| Konu: | 2018 Yılı Merkezi Yönetim Bütçe Kanunu Tasarısı ile 2016 Yılı Merkezi Yönetim Kesin Hesabı Maddeleri münasebetiyle |
| Yasama Yılı: | 3 |
| Birleşim: | 43 |
| Tarih: | 20.12.2017 |
BAKİ ŞİMŞEK (Mersin) - Sayın Başkan, değerli milletvekilleri; şahsım adına 5'inci madde üzerinde söz almış bulunmaktayım. Öncelikle bakanlık bütçesinin hayırlı uğurlu olmasını temenni ediyorum.
Tabii, bütçe görüşmelerini ilk gününden bu tarafa dikkatle takip ediyorum. Hükûmet yetkilileri makroekonomik büyüklüklerden, mikroekonomik büyüklüklerden ve büyümeden bahsediyorlar; Sayın Cumhurbaşkanına, bakanlara, Başbakana, Hükûmetimize teşekkür ediyorlar. İktidar milletvekilleri ile muhalefet milletvekilleri aynı şehirlerde yaşıyorlar. Muhalefet milletvekilleri de kürsüye çıkıp bölgeleriyle ilgili olan eksiklikleri dile getiriyorlar, bölgelerinde eksik kalan hizmetleri anlatıyorlar. Tabii, ikisinde de eksiklikler olduğu kanaatindeyim bütçe görüşmelerinde. Yani iktidar milletvekilleri de bölgelerinde eksik olan, yapılmayan hizmetleri çıkıp bu kürsüden söyleyebilmeliler; muhalefet milletvekilleri de yapılanlar için teşekkür edip yapılmayanlar için de bakanlıklara gerekli uyarıları yapabilmeliler.
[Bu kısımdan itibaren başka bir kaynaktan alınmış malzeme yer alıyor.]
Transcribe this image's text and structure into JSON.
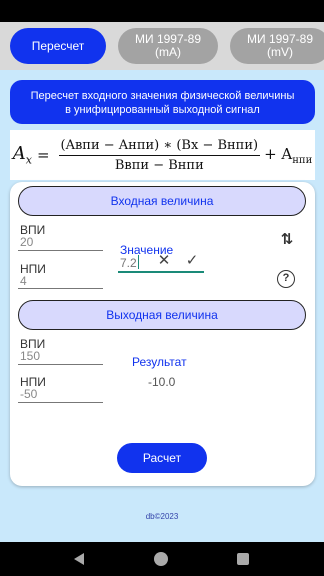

Ben kendi seçim bölgemde yapılmış olan hizmetler için teşekkür ediyorum. Mersin'de faydalı hizmetler mutlaka yapılmıştır. Tabii, eksiklikleri de mutlaka dile getireceğiz.
Bu büyümelerle ilgili, mikro, makro ekonomik büyümelerle ilgili, vatandaşlarla görüştüğümüz zaman bunların vatandaşa çok yansıdığını görmemekteyiz. Vatandaş bize soruyor: "On beş yıldır Türkiye bu kadar büyüdü, ekonomi bu kadar gelişti, kişi başı 10 bin doların üzerinde gelir var. Bu paralar nerede?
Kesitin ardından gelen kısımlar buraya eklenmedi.